Jones explained that on any given day the programme will have 25 operations under way to address the 53 million gallons (200,000 m3) of waste in the double-walled tanks and bring it to the vitrification process. Waste is sent to underground tank AP107, where it is sampled for testing in the onsite laboratory. It undergoes caesium removal, by passing through an ion exchange column, which treats 5 gallons per minute or 7200 gallons per day (27 m3) . The first campaign using that process found that 99.9% of caesium was removed.

Following this process the waste is decanted to tank AP106 and sampled. From there it is transferred in batches to the low activity waste treatment plant. The WTP will accept up to 8,000 gallons (30 m3) per day when it is finally operable. The WTP has two melters which operate in parallel.

Several WTP infrastructure facilities have been modified to support the LAW Facility and Effluent Management Facility (EMF), which will process liquid secondary effluent.

The output from the vitrification process will be between 3.5 and 5 canisters per day (up to 2100 tonnes). These will be transported to a landfill site (the Integrated Disposal Facility) on the Hanford site.

During vitrification effluent will be generated, both from melters and when transfer pipes are flushed. The melters produce large amounts of heat, so the liquid waste processed in the facility results in a condensate. This goes into a liquid effluent treatment and liquid effluent retention facility (engineered settling ponds). A new pond has been added among other upgrades to support the needs of the waste treatment plant and the site. The remaining concentrate is sent back into the vitrification process. An on-site lab will ensure the glass product produced by the facility meets all regulatory requirements and standards, analysing approximately 3,000 waste samples each year.

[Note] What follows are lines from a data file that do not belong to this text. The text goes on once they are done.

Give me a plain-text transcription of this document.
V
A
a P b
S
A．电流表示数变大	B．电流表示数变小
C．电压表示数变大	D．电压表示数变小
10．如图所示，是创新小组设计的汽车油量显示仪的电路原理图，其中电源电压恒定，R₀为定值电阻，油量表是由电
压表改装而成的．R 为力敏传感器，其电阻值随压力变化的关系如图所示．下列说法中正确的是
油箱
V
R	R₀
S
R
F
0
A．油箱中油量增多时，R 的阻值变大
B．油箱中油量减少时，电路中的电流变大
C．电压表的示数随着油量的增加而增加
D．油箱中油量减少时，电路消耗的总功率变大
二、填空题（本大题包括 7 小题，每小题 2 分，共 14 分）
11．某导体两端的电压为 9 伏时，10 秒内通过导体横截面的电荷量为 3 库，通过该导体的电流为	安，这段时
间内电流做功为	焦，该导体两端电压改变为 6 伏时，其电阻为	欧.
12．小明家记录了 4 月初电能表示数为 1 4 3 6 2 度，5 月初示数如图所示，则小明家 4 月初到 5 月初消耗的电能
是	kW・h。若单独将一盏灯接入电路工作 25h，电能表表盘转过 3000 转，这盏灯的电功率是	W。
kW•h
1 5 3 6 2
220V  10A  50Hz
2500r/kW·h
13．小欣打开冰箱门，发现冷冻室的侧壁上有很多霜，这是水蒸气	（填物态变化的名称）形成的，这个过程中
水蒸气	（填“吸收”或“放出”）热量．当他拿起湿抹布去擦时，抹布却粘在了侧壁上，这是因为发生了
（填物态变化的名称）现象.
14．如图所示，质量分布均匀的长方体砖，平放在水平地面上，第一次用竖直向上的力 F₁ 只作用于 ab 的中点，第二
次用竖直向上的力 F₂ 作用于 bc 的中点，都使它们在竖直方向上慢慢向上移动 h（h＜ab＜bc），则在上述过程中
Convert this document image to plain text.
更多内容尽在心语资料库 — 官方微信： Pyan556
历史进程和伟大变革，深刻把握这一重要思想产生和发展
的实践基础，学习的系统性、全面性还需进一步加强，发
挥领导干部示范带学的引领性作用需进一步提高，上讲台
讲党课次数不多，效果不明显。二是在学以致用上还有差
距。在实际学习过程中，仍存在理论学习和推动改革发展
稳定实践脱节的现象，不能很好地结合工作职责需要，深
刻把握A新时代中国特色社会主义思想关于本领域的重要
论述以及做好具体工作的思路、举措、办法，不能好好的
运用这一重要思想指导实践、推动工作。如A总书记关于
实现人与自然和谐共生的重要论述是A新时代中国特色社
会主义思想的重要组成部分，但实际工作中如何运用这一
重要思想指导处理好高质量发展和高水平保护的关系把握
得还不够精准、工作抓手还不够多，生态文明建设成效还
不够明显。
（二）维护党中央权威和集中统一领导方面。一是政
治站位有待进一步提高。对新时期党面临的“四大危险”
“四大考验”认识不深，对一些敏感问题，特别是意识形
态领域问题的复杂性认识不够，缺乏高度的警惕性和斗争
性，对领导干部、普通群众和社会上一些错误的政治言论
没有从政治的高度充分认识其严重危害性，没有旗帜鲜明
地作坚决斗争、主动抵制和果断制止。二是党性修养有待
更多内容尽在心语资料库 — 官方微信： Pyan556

During 2024 cold commissioning will continue at the vitrification facility. The target for a complete readiness review to authorise hot commissioning (ie with radioactive waste) is 2026, when hot commissioning of it and the Effluent Management Facility is due for completion.

Other processes

Completing the Hanford clean-up depends on the third pillar of work at the site, upgrading the site’s conventional infrastructure. The site’s daily needs are for 50 MW of power and 3.5 million gallons (13,000 m3) of water. To support the clean-up process those supplies have to be augmented and updated.

The site needs reliable water services for the next 40 years, but the water pumps in current use wereinstalled in 1943. So new water treatment works and water storage facilities will also be installed.

Similarly, the site’s aging power infrastructure must be made fit for its new purposes. The various utilities needed to support WTP operations include systems for electrical power distribution, backup power, compressed air, steam, chilled water, fire water and communication and control. Some systems can be scaled down, such as the steam plant.

But in some cases there are new requirements. Power supply to the melters in the WTP’s vitrification process, for example, cannot be interrupted or they become unusable and have to be replaced at a cost of million dollars. The electrical system has to be upgraded to get reliable power to working areas.

Looking ahead, 2026 will see the transfer of caesium and strontium waste from its current under water storage. In a process expected to take 27-36 months it will be transferred to interim dry storage.

The coming two years will also see ‘no regrets’ work on high level waste, specifically 324 hot cells. They are due to be demolished in 2026 and the area remediated. The first step in that process is construction and commissioning of a structure to weather-proof the area.